Le rôle du QHSE consiste à empêcher cet alignement.

La banalisation du risque : une érosion silencieuse des défenses

Dans les environnements à forte exposition, la répétition des situations dangereuses sans conséquence immédiate peut conduire à une normalisation progressive.

  • Les écarts deviennent tolérés.
  • Les arbitrages productivité / sécurité deviennent implicites.
  • La perception du danger s’atténue.

Ce phénomène affaiblit progressivement les couches de protection comportementales et organisationnelles.

Le retour d’expérience, l’analyse des presqu’accidents et la discussion collective des situations inhabituelles sont des leviers essentiels pour maintenir l’intégrité du système défensif.

La culture sécurité agit ici comme une barrière invisible mais déterminante.

Renforcer les couches de défense : une approche opérationnelle

Empêcher l’alignement des défaillances suppose d’agir sur plusieurs niveaux.
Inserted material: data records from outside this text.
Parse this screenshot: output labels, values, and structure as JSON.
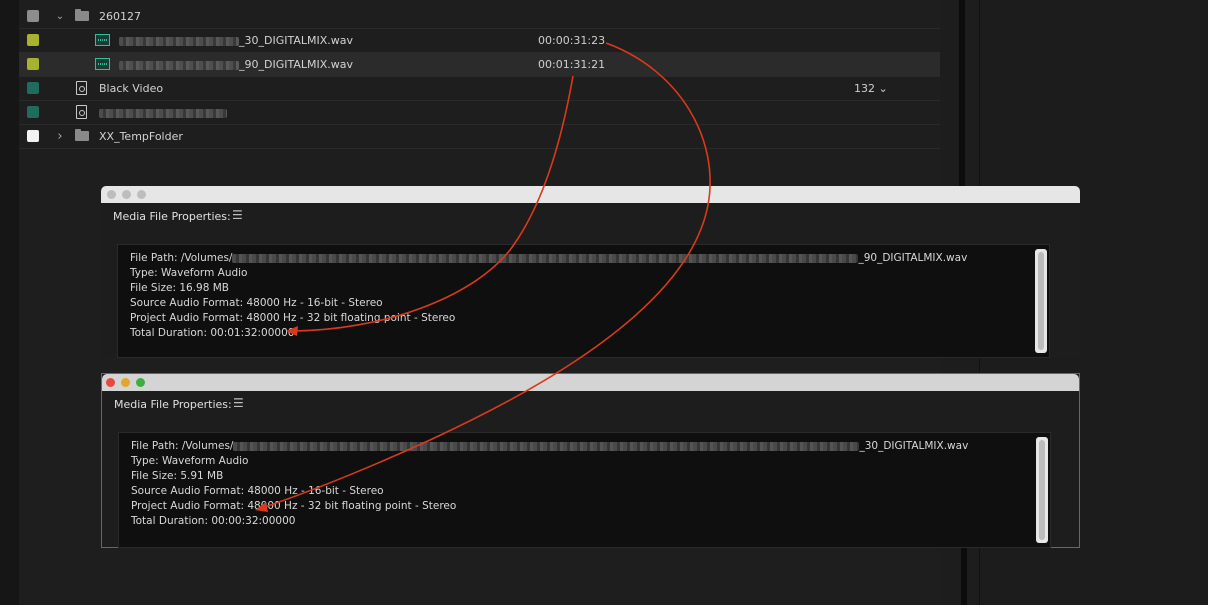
{
  "project": {
    "rows": [
      {
        "name": "260127",
        "swatch": "#8d8d8d",
        "type": "folder",
        "expanded": true
      },
      {
        "name": "_30_DIGITALMIX.wav",
        "swatch": "#a8b22f",
        "type": "audio",
        "duration": "00:00:31:23"
      },
      {
        "name": "_90_DIGITALMIX.wav",
        "swatch": "#a8b22f",
        "type": "audio",
        "duration": "00:01:31:21",
        "selected": true
      },
      {
        "name": "Black Video",
        "swatch": "#1f6b5e",
        "type": "file",
        "extra": "132"
      },
      {
        "name": "",
        "swatch": "#1f6b5e",
        "type": "file"
      },
      {
        "name": "XX_TempFolder",
        "swatch": "#f2f2f2",
        "type": "folder",
        "expanded": false
      }
    ],
    "extra_chevron": "⌄",
    "chevron_open": "⌄",
    "chevron_closed": "›"
  },
  "dialogs": [
    {
      "title": "Media File Properties:",
      "menu_icon": "☰",
      "file_path_prefix": "File Path: /Volumes/",
      "file_path_suffix": "_90_DIGITALMIX.wav",
      "type": "Type: Waveform Audio",
      "file_size": "File Size: 16.98 MB",
      "source_format": "Source Audio Format: 48000 Hz - 16-bit - Stereo",
      "project_format": "Project Audio Format: 48000 Hz - 32 bit floating point - Stereo",
      "total_duration": "Total Duration: 00:01:32:00000"
    },
    {
      "title": "Media File Properties:",
      "menu_icon": "☰",
      "file_path_prefix": "File Path: /Volumes/",
      "file_path_suffix": "_30_DIGITALMIX.wav",
      "type": "Type: Waveform Audio",
      "file_size": "File Size: 5.91 MB",
      "source_format": "Source Audio Format: 48000 Hz - 16-bit - Stereo",
      "project_format": "Project Audio Format: 48000 Hz - 32 bit floating point - Stereo",
      "total_duration": "Total Duration: 00:00:32:00000"
    }
  ],
  "colors": {
    "annotation_arrow": "#d93a1c",
    "active_border": "#3b6db8"
  }
}
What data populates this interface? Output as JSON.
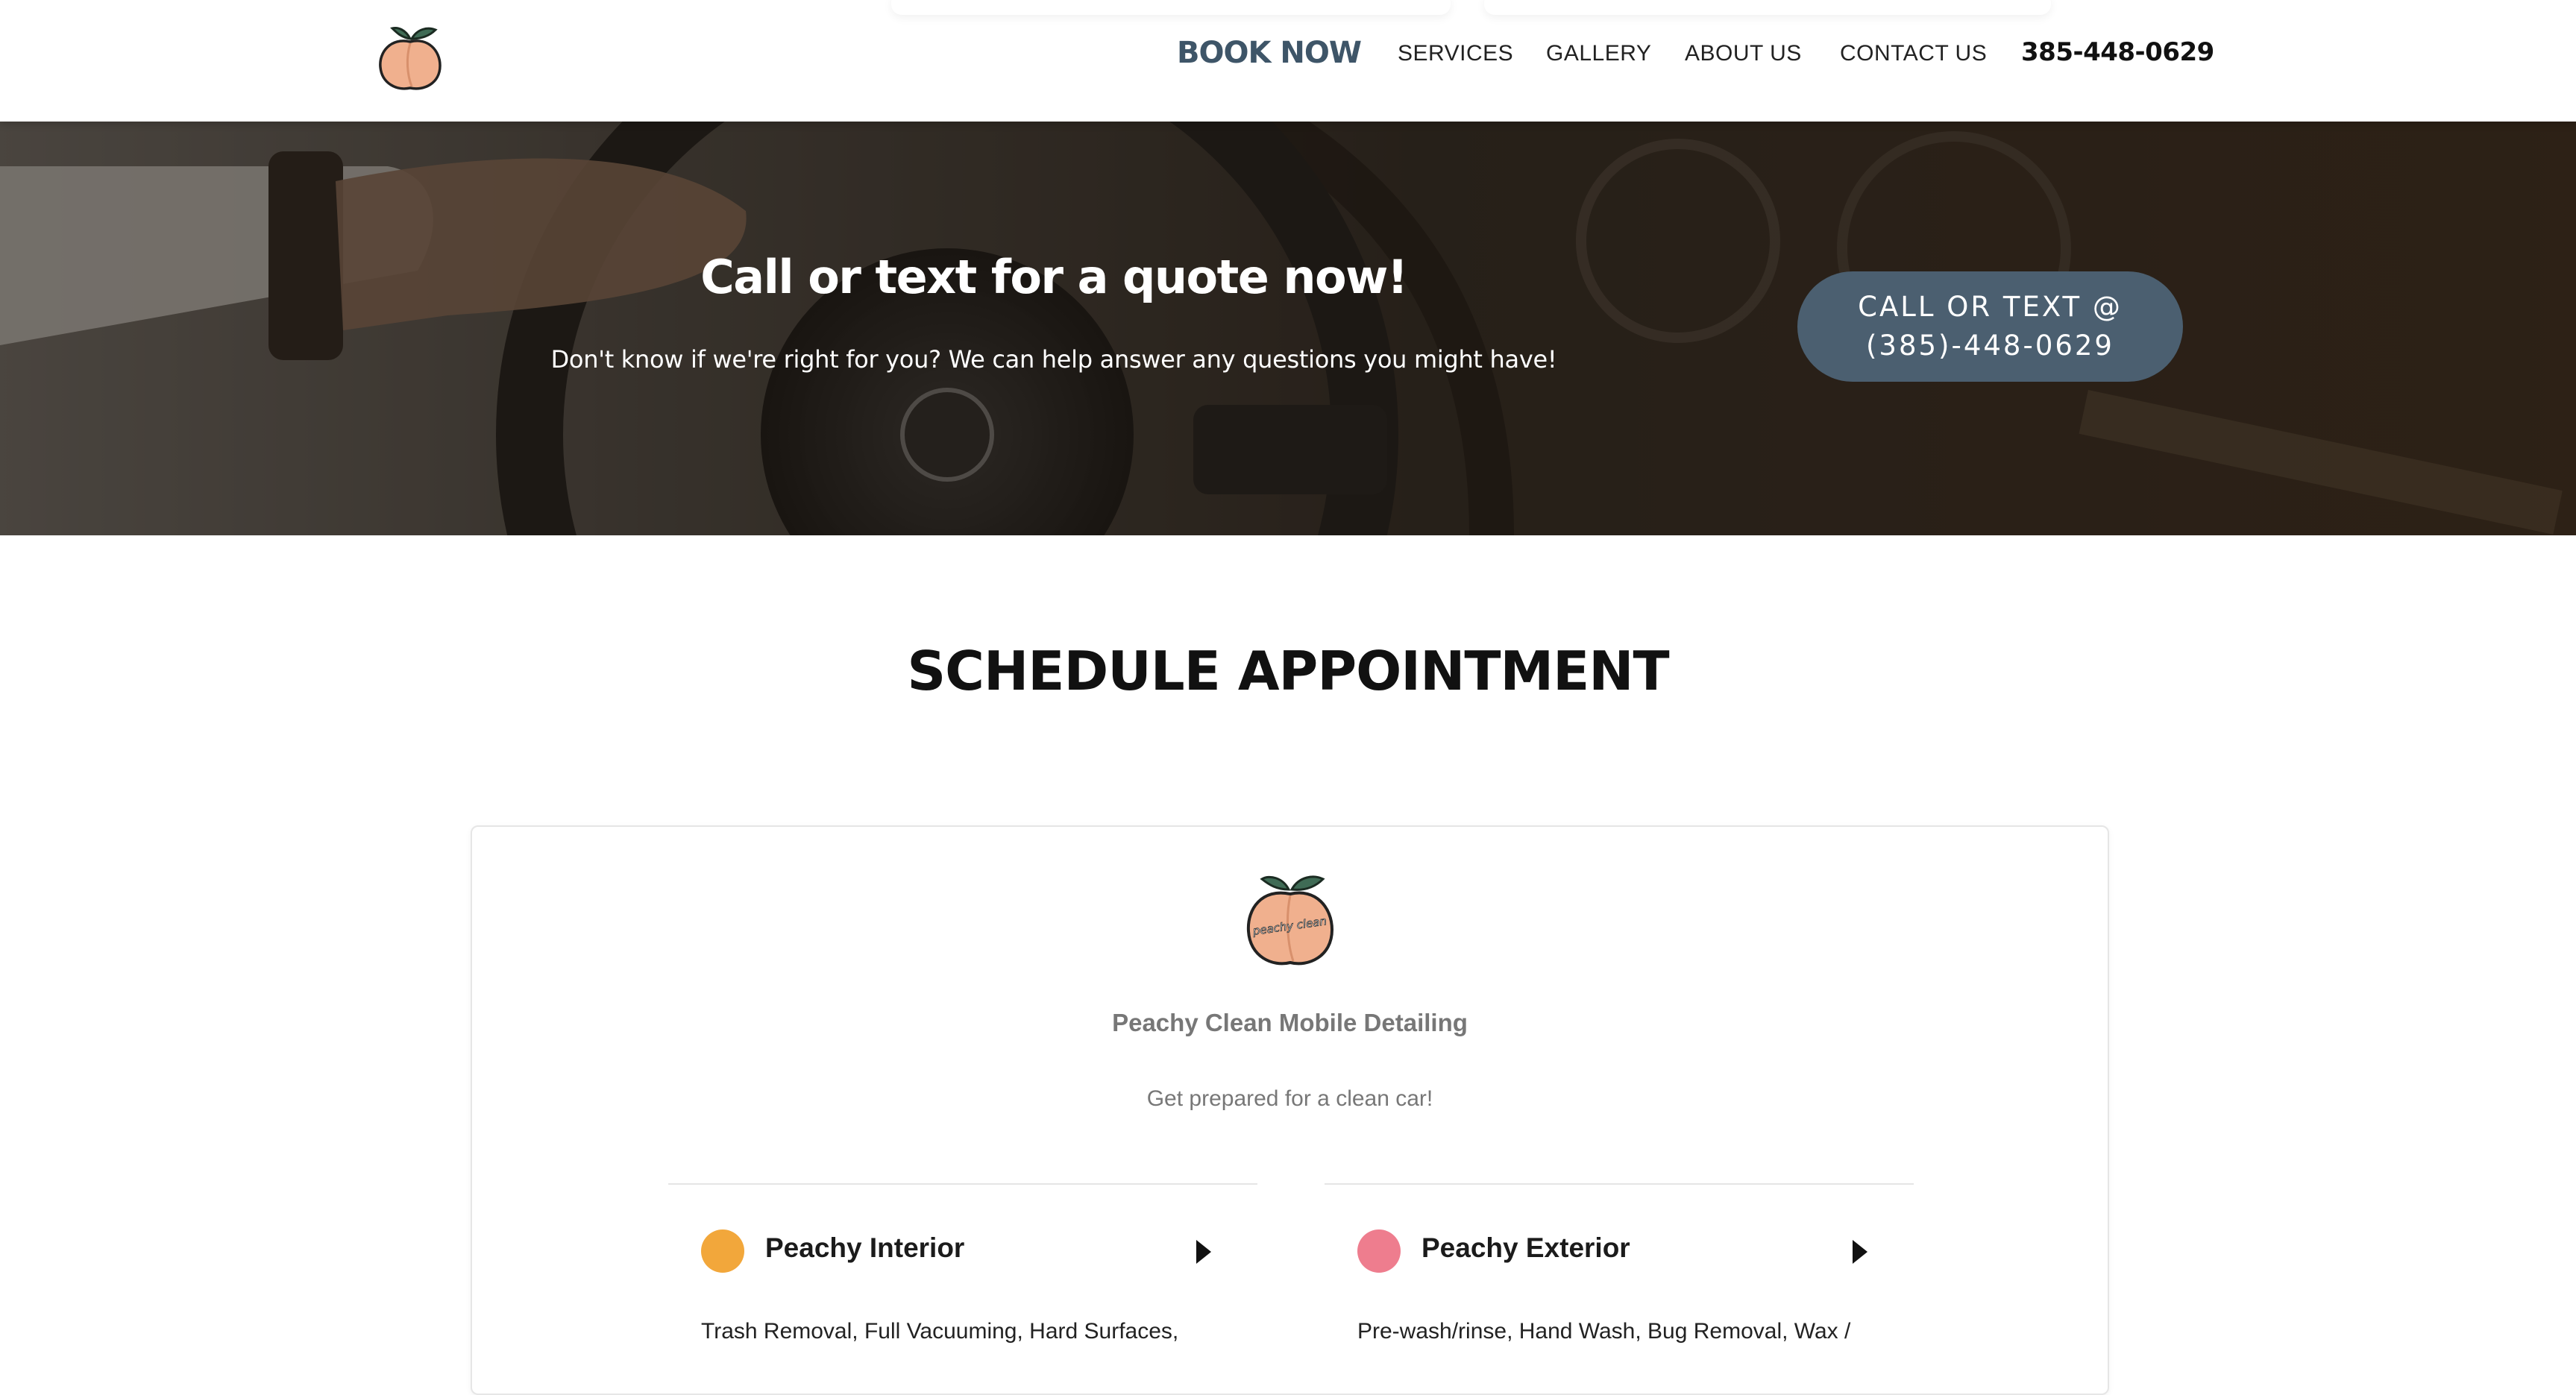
{
  "nav": {
    "book_now": "BOOK NOW",
    "links": [
      "SERVICES",
      "GALLERY",
      "ABOUT US",
      "CONTACT US"
    ],
    "phone": "385-448-0629"
  },
  "hero": {
    "title": "Call or text for a quote now!",
    "subtitle": "Don't know if we're right for you? We can help answer any questions you might have!",
    "button_line1": "CALL OR TEXT @",
    "button_line2": "(385)-448-0629"
  },
  "schedule": {
    "title": "SCHEDULE APPOINTMENT",
    "business_name": "Peachy Clean Mobile Detailing",
    "tagline": "Get prepared for a clean car!",
    "logo_text": "peachy clean",
    "services": [
      {
        "name": "Peachy Interior",
        "color": "#f2a73b",
        "description": "Trash Removal, Full Vacuuming, Hard Surfaces,"
      },
      {
        "name": "Peachy Exterior",
        "color": "#ee7d8e",
        "description": "Pre-wash/rinse, Hand Wash, Bug Removal, Wax /"
      }
    ]
  },
  "colors": {
    "accent": "#3e5568",
    "button": "#4b5f70",
    "peach": "#f0b08e"
  }
}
  • La cartographie des situations à haut potentiel de gravité doit être contextualisée aux manœuvres réelles et intégrer les conditions dégradées. L’objectif n’est pas documentaire, mais opérationnel.
  • La formalisation des rôles lors des phases critiques réduit les incertitudes décisionnelles. La clarté des responsabilités diminue la probabilité d’erreur d’interaction.
  • La maintenance anticipée des équipements sous tension est une barrière technique majeure, particulièrement dans un environnement salin et corrosif.
  • L’entraînement répété aux scénarios critiques (chute à la mer, blessure grave, perte de propulsion) renforce la capacité collective à agir avant que la situation ne devienne irréversible.

Chaque action renforce une couche de défense. L’objectif n’est pas la perfection, mais la non-coïncidence des failles.

Vers une prévention résiliente en mer

La pêche professionnelle illustre une réalité centrale du management des risques : certains environnements ne permettent pas la suppression complète du danger.

La stratégie pertinente consiste à limiter l’exposition lorsque c’est possible, réduire le cumul simultané des vulnérabilités, maintenir l’efficacité des défenses techniques et organisationnelles, et renforcer l’adaptabilité collective.

La sécurité en mer ne repose pas sur la stabilité du contexte, mais sur la robustesse du système.

Conclusion : maîtriser l’alignement des défaillances

Le métier de marin-pêcheur est essentiel à la souveraineté alimentaire et à la vitalité des territoires littoraux. Mais il demeure structurellement exposé.

Pour les professionnels QHSE, l’enjeu n’est pas uniquement de réduire un taux d’accident. Il est d’identifier les événements redoutés majeurs, de cartographier les couches de défense existantes et d’empêcher l’alignement des failles.

En mer, la prévention ne consiste pas à supprimer l’imprévisible.

Elle consiste à empêcher qu’il ne devienne fatal.

C’est précisément dans cette capacité à maintenir actives les défenses, malgré la pression opérationnelle et la variabilité permanente, que se joue la maturité d’un système de sécurité maritime.